When the poets spoke, I could feel a few of my predictions and personal viewer-responses burn up and float off into the crowd. What grew back in their place were the quirky, compelling, and insightful observations from some talented writers. Some seemed honest, straightforward, even vulnerable -- clear image making inspired by evocative art. Others seemed contrived, not in a bad way, but in the sense that the poet's voice was so strong they had a hard time giving/opening up to the power of the artwork. I could sense that the normally confident poets had soft hearts for the most part, quite cognizant of the fact they were commenting on someone else's work and that most of the visual artist were in the room.

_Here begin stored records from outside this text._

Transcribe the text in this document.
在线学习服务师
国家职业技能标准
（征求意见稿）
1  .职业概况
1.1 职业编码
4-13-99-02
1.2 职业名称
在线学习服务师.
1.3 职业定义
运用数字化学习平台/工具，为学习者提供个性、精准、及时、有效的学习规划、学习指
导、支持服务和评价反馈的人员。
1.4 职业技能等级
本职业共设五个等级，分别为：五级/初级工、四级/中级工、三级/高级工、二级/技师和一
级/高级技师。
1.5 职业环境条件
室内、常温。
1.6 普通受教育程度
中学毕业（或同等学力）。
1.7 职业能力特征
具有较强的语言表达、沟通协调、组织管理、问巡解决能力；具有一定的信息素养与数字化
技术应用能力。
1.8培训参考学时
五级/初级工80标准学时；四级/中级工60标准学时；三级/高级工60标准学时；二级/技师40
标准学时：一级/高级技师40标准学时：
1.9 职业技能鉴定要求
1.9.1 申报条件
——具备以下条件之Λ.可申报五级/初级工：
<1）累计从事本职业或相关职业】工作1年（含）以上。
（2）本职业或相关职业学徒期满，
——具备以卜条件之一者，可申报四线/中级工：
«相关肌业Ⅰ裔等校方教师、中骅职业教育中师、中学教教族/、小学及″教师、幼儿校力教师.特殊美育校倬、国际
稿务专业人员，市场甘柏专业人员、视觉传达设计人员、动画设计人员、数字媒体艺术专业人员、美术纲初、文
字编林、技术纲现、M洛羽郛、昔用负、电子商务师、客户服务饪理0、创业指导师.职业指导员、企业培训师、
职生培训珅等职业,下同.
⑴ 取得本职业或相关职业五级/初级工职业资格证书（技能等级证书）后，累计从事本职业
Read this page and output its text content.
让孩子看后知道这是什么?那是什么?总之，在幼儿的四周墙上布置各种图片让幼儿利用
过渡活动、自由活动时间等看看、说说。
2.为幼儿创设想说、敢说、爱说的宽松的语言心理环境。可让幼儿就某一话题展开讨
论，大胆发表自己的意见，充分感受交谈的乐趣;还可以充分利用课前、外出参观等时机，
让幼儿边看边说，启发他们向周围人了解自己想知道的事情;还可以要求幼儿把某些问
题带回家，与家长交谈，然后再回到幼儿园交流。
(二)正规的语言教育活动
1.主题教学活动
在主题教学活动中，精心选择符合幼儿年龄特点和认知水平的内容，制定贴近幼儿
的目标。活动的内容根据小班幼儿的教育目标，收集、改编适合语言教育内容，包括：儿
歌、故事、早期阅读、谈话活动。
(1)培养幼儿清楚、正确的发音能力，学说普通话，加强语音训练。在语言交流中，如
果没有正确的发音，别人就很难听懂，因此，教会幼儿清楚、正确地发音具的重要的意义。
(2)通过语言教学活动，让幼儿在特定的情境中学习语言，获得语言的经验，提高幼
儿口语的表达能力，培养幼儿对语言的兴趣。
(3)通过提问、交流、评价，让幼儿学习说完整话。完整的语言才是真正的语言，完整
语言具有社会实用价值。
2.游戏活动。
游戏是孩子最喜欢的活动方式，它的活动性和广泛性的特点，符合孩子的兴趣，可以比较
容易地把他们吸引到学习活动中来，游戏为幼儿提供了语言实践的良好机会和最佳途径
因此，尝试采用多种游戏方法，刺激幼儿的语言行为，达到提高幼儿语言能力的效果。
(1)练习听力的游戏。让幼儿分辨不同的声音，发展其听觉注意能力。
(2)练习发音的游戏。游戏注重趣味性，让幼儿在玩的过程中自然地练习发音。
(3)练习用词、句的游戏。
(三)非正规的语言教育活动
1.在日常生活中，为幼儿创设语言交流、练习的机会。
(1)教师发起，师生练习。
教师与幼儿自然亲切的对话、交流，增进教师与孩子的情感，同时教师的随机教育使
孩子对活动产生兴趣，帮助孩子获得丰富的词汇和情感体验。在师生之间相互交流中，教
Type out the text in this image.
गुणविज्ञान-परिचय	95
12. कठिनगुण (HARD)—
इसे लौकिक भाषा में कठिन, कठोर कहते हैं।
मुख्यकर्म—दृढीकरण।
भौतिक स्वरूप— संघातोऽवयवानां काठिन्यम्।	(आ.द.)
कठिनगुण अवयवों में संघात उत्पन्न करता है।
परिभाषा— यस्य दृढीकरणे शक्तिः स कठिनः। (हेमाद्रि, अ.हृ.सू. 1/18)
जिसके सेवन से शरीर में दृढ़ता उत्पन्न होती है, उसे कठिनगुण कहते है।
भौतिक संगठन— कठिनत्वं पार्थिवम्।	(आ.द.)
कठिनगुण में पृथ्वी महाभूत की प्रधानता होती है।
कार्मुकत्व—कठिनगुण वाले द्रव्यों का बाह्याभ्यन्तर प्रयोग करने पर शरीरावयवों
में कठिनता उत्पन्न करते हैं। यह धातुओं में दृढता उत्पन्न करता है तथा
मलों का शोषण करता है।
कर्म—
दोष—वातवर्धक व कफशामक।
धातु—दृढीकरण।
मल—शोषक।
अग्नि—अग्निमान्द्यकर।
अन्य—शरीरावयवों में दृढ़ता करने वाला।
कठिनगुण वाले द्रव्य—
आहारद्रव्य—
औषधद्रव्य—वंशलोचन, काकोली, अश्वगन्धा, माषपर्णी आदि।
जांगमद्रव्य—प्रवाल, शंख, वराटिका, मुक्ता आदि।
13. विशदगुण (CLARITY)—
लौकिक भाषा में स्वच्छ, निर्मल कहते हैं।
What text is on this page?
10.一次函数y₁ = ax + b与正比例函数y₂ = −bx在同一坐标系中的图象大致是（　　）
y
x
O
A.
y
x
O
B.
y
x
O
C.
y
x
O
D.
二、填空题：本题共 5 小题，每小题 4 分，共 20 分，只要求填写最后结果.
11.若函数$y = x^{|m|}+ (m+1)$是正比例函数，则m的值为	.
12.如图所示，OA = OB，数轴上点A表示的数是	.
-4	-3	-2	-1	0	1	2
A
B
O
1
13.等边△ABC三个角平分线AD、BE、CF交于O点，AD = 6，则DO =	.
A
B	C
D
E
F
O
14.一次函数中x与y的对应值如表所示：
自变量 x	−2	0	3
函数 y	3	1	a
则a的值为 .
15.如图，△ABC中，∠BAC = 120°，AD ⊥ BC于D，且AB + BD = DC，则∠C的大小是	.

I was immediately stunned at the possibilities for my students. What kinds of experiences or evidence can I present to them, or can they find for themselves, that compels this kind of synergy? How can students feel safe to explore their voice along the full range from simple "opening up" through to sanguine expression?  I happen to have a single class of English 11 next year after solid Social Studies for many years. I suppose as a basic start, I could take my students to an art exhibit (in our school or out in the community) and try some ekphrasis.  I think I'll try that, but I also want to capture the process somehow, and find other ways to employ the rich engagement that came from one practitioner valuing the work of another. This ain't a new topic for me, I've been preaching "identity" as the basis for student (and educator) engagement for as long as it has seemed obvious to me, but I've often ignored or forgotten the power of direct connections between a Self and a complex Other.

When the Other is both a person (in the room), with their identity as artist in the fore, and a work of art that conceals and reveals a variety of meaning, the possibilities are gorgeous. Ekphrasis is a great way of looking at how learning takes place, part imitation, part inspiration, requiring of discipline and motivated by the lifework that we do to affirm or develop identity.